As my hon. Friend the Member for Hove (Peter Kyle) so eloquently and brilliantly put it, the Prime Minister’s last-ditch attempts to reach out across party lines were too little, too late. Unfortunately, the Prime Minister has shown yet again a tin ear to Parliament. It is a real shame, because we did not need to be here now. She could have taken up the offers from the Leader of the Opposition to have cross-party talks. She could have taken the temperature of Parliament long before we got here. Maybe if she had done so we would not be here now.
We now face deadlock in the Commons while the country is crying out for us to deal with Brexit. I fear that entrenched positions are getting wider, divisions are getting deeper, and our political discourse is getting more and more toxic. Absolutism is ruling, when reaching out and building a compromise and consensus is what is needed. My sense, which I think is reflected in this debate, is that we are now reaching a point where there is a growing appetite for a consensus to be reached. However, there is clearly no majority in Parliament for the Prime Minister’s deal and there is no majority in Parliament for no deal. While I fully respect those who advocate for remain, there is equally no majority in Parliament for a second referendum. I fear that the strategy of all those concerned is to run out of road so that one of the options becomes the last one standing.

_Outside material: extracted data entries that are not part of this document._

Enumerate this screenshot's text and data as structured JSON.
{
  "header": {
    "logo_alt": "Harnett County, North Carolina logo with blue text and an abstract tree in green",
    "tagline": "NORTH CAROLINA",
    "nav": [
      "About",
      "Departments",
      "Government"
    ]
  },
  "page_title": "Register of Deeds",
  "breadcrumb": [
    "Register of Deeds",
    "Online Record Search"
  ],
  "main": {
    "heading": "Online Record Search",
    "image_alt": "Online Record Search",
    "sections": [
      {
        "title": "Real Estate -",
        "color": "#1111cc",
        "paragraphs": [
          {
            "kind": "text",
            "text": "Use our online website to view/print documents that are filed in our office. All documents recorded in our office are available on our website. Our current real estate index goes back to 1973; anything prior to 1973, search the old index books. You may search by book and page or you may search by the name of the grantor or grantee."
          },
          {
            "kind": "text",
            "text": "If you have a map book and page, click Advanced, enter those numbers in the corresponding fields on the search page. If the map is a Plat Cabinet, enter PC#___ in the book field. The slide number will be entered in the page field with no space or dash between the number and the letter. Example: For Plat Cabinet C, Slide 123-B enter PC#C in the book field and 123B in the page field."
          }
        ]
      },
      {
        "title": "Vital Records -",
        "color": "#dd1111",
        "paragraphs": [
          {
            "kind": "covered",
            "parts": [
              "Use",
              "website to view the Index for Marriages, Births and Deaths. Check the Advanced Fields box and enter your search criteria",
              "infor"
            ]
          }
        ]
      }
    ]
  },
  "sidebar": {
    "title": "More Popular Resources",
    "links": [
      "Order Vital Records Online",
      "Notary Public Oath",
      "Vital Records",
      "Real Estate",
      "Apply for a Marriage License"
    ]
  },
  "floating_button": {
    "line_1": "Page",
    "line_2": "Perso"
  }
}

That is why I have come to the view that we need a plan B for when the deal is defeated tomorrow. I came together with my friend, the right hon. Member for Harlow (Robert Halfon), to co-author a report seeking a common market 2.0 option with the backing of the cross-party Norway Plus Group. I completely understand that many people want us to remain in the EU—we are better off economically and politically in the EU, and I used to be the director of Britain in Europe, for goodness’ sake—but I understand the sentiment that led to the Brexit vote in the first place, and I respect it. Part of the reason behind the vote was a deep scepticism about politics and politicians, so we cannot ignore or seek to overturn the result. We really cannot say, “Sorry, we cannot reach an agreement. Back to you guys.” What is more, referendums do not give rise to rational decisions on complex matters, either.
“Common Market 2.0” makes the case for a Brexit that delivers on the result of the 2016 referendum while protecting the economic interests of working people by becoming part of a new common market with the existing EU. It would create a long-term partnership that keeps us closely aligned and offers us real frictionless trade through full single market access and a new customs union. It would guarantee workers’ rights and provide new controls over free movement in certain circumstances. It would allow more money for public services, as our contributions would be significantly lower, and would give us a voice over the regulations that govern the single market. I know it is not a lot of people’s first choice or ideal, but it is an option for a plan B that we all need to consider.
Ministers and the Prime Minister have said many times that they want to know what Parliament is for, not just what it is against. I hope that over the coming days, we will be given the opportunity to say what we are for, and to come together and decide that sometimes we cannot get our ideal, but we need to have a plan B.